ちなみに、フランスやイタリアといったヨーロッパではトップノート→ミドルノート→ラストノートとはっきり変わるものが好まれる一方、アメリカではほとんど変わらないもののほうが人気があるそうです。文化の違いですね。

●多彩な「香調」がある
香水の香りは様々ですが、香りの特徴によって分類することができます。
・シトラス
レモンやライムなど柑橘系の香り。軽くさわやかでオーデコロンに多い。
・フローラル
バラ、ジャスミン、スズランといったお花の香り。
・フルーティー
果物の香り。
・アルデヒド
合成香料のことで、フローラル系の濃厚な香り。
・シプレ
ベルガモット、オークモスをベースとした香り。
・フゼア
ラベンダー、ゼラニウムがベース。多くは男性用。
・オリエンタル
バニラ、没薬(ミルラ)、乳香(オリバナム、フランキンセンス)などのエキゾチックな天然樹脂系ベースの香り。
・アニマリック
ムスク、霊猫香などの動物由来の香り。
・ウッディ
白檀やバチュリといった香木がベースの香りで男性向けに多い。
・オゾン
マリンノート、アクアノートとも。完全な合成香料で、自然界にはないスイカのような清涼感ある香り。
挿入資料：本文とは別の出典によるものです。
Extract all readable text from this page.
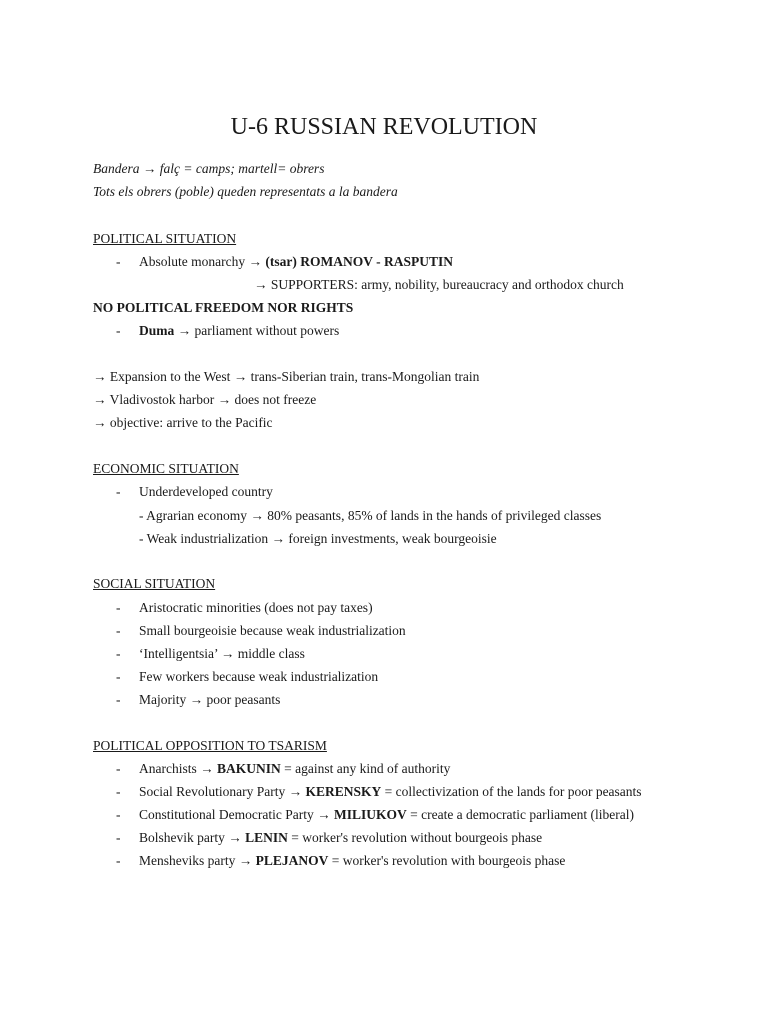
U-6 RUSSIAN REVOLUTION
Bandera → falç = camps; martell= obrers
Tots els obrers (poble) queden representats a la bandera
POLITICAL SITUATION
- Absolute monarchy → (tsar) ROMANOV - RASPUTIN
→ SUPPORTERS: army, nobility, bureaucracy and orthodox church
NO POLITICAL FREEDOM NOR RIGHTS
- Duma → parliament without powers
→ Expansion to the West → trans-Siberian train, trans-Mongolian train
→ Vladivostok harbor → does not freeze
→ objective: arrive to the Pacific
ECONOMIC SITUATION
- Underdeveloped country
- Agrarian economy → 80% peasants, 85% of lands in the hands of privileged classes
- Weak industrialization → foreign investments, weak bourgeoisie
SOCIAL SITUATION
- Aristocratic minorities (does not pay taxes)
- Small bourgeoisie because weak industrialization
- ‘Intelligentsia’ → middle class
- Few workers because weak industrialization
- Majority → poor peasants
POLITICAL OPPOSITION TO TSARISM
- Anarchists → BAKUNIN = against any kind of authority
- Social Revolutionary Party → KERENSKY = collectivization of the lands for poor peasants
- Constitutional Democratic Party → MILIUKOV = create a democratic parliament (liberal)
- Bolshevik party → LENIN = worker's revolution without bourgeois phase
- Mensheviks party → PLEJANOV = worker's revolution with bourgeois phase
男性用に多いがユニセックスでもポピュラー。
日本人には、フローラル、フルーティー、オゾン、オリエンタル、シプレが特に人気です。

●香料の種類は3つ
魅力的な香りを作るもとである香料は、大きく分けて 植物性天然香料、動物性天然香料、合成香料の3つです。
植物性のものは、花、果実や種、木などから抽出され、ローズ、ジャスミン、ラベンダー、カモミールなどがポピュラーなものです。オレンジなどの柑橘系もありますね。
動物性のものは、ジャコウジカのムスクやマッコウクジラのアンバーなどが代表的ですが、近年は動物愛護のために合成香料に切り替わってきているものもあります。
合成香料では、科学的な方法で匂いを作ります。天然の素材だけでは難しかった香りも表現できるようになり、幅広い香水が楽しめるようになりました。

いかがでしたか。日本では欧米ほど香水が普及していませんが、これを機会に新しい一本を楽しまれてみてもいいかもしれませんね。